IMPARIAMO A CONOSCERE LA SCADENZA DEGLI ALIMENTI

Per fare la spesa di tutti i giorni in maniera corretta, è molto importante conoscere le scadenze degli alimenti. Saperle leggere e interpretare in modo giusto è, infatti, fondamentale per un consumo senza rischi per la salute.
Cerchiamo, dunque, di capirne di più. Quali sono i criteri su cui ci si basa per apporre la scadenza sugli alimenti? In che modo questa viene calcolata? E soprattutto come dobbiamo regolarci se ci capita di consumare cibi già scaduti da qualche giorno? Ecco i nostri consigli.

 

Impara a conoscere i tuoi diritti di consumatore

Oggi abbiamo la Federconsumatori che si occupa di tutelare tutti noi e controlla che le norme in vigore siano rispettate. Questi accorgimenti servono a difendere i diritti degli acquirenti ma i primi a prestare attenzione dobbiamo essere noi! Nel fare la spesa quotidiana siamo, infatti, noi a dover porre attenzione a quanto leggiamo sulle confezioni.

 

La data di scadenza degli alimenti: un obbligo di legge

Tutti i prodotti alimentari in commercio, con pochissime eccezioni, devono riportare per legge una data di scadenza. Si tratta di una garanzia che consente all’acquirente di controllare che il prodotto sia fresco e consumarlo in tutta tranquillità. Vi sono, però, delle distinzioni fondamentali che devono essere effettuate, sulla base della categoria a cui gli alimenti appartengono. Ci sono, infatti, alcuni prodotto esclusi dall’obbligo, che possono essere venduti anche senza la data di scadenza sulla confezione. Si tratta, per esempio, di zucchero, sale, aceto in bottiglia, gomme e caramelle, gelati e alcune tipologie di alcolici.

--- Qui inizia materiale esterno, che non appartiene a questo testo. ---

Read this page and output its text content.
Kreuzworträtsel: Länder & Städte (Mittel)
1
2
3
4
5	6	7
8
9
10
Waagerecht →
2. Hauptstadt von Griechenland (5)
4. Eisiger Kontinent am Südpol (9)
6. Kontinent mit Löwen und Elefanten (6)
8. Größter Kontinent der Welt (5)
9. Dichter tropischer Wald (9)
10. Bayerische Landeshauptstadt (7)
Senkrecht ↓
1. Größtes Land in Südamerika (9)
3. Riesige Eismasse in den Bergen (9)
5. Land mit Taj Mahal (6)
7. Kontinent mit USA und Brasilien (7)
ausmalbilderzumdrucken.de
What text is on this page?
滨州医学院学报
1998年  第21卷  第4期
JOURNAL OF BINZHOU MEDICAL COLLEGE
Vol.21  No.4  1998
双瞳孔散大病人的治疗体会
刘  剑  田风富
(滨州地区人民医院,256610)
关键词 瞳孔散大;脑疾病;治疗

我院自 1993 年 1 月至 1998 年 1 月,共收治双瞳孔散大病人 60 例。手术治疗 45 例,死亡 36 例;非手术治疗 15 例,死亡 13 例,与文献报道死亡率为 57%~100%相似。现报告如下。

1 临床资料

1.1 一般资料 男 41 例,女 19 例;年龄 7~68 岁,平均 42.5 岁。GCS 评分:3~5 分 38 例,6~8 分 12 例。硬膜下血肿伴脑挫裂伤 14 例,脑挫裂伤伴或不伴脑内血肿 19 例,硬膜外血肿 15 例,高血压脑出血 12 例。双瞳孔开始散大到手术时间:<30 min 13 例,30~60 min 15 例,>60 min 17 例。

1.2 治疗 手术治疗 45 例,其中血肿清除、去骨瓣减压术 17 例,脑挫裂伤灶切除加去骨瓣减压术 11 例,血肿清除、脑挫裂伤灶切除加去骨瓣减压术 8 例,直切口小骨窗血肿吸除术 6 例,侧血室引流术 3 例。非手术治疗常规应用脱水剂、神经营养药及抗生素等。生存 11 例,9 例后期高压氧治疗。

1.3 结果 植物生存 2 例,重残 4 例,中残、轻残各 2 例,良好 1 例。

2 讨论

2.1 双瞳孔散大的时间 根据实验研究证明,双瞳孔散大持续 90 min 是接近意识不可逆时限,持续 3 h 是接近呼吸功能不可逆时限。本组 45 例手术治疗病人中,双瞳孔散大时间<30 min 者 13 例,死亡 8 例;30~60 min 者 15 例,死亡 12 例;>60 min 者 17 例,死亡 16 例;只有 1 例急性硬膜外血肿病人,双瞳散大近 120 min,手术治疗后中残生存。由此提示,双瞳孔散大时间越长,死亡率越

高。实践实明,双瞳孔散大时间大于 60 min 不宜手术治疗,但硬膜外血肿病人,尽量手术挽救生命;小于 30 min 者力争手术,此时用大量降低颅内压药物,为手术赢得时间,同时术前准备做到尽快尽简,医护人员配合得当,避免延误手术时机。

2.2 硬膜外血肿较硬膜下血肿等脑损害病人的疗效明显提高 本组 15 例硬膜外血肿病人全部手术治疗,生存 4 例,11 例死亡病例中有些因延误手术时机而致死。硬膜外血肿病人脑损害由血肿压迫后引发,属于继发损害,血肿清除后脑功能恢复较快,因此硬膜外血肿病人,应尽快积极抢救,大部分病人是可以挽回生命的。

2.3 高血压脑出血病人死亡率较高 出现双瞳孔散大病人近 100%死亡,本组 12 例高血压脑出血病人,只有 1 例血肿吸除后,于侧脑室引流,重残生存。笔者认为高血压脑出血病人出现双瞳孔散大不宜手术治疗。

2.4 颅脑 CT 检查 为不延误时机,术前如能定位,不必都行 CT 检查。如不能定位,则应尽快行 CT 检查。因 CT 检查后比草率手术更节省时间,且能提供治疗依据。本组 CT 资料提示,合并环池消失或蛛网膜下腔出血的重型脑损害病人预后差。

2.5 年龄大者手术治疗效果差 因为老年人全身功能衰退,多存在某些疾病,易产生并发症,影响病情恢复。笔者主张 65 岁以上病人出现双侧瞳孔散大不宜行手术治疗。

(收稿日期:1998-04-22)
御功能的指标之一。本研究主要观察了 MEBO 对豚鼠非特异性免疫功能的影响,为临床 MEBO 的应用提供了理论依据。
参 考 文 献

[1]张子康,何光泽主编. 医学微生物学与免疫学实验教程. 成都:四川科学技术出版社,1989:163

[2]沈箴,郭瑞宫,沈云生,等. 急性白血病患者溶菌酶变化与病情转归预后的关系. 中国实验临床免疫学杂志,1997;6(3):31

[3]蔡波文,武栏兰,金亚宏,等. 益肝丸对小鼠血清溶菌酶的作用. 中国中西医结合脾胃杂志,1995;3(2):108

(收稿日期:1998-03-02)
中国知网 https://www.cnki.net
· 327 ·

Prodotti a brevissima, breve e lunga scadenza

Quando presente, la data di scadenza deve essere indicata in modo chiaro e leggibile e deve essere facilmente individuabile. In base alla tipologia di alimento, si distinguono prodotti con scadenza breve e quelli che si conservano più a lungo. Per i prodotti a breve o brevissima scadenza, troverai sulla confezione giorno, mese e anno. Per quelli che tendono a conservarsi oltre i 18 mesi, la legge stabilisce che possa essere omessa la prima parte. In questo caso, dunque, troverai indicato soltanto l’anno. Mese e anno sono, infine, presenti sui prodotti che scadono in un arco di tempo compreso tra i 3 e i 18 mesi. È il caso di alcuni formaggi confezionati.

 

La dicitura “da consumarsi preferibilmente entro” e “da consumarsi entro”

Sicuramente avrai sentito parlare della differenza, molto importante, tra le due diciture “da consumarsi preferibilmente entro” e “consumarsi entro”. La prima viene apposta sui prodotti che nel tempo non rischiano di perdere le loro caratteristiche. Il loro consumo, quindi, oltre la data riportata sulla confezione non mette a rischio la salute. La dicitura “da consumarsi entro” si trova sulle confezioni dei prodotti alimentari che oltre quella data rischiano di diventare nocivi. È meglio, dunque, evitare di consumarli una volta superata la data indicata come scadenza.

 

L’importanza della conservazione in frigo o in dispensa

 

Il consumo dei cibi oltre il periodo indicato è possibile solo in certe condizioni. Quando, cioè, questi alimenti sono conservati alla giusta temperatura e in ambienti non umidi. Pensa, per esempio, alla pasta o al miele, così come ai legumi secchi. Secondo gli esperti, poi, certi cibi possono essere mantenuti diversi giorni oltre la scadenza sia in dispensa sia in frigorifero. È il caso dei pelati, in bottiglia o in barattolo, che si possono consumare anche oltre la scadenza.

 

Fai attenzione ai prodotti freschi

Ovviamente, alcuni prodotti freschi devono essere necessariamente consumati entro la data prestabilita. Nel tempo, infatti, potrebbero non solo perdere le loro caratteristiche e le loro proprietà nutritive, ma anche diventare potenzialmente nocivi. Questo discorso vale per il latte, per i formaggi freschi e per lo yogurt. Attenzione anche alle uova, che dovrebbero essere consumate sempre fresche o comunque entro pochi giorni. Le nostre nonne sapevano bene tutto ciò! Prima che entrassero in vigore le norme attuali, conoscevano già le tempistiche da rispettare per la conservazione.
Ora che hai letto questi consigli, non ti resta che leggere sempre l’etichetta e comportarti di conseguenza. Buona spesa!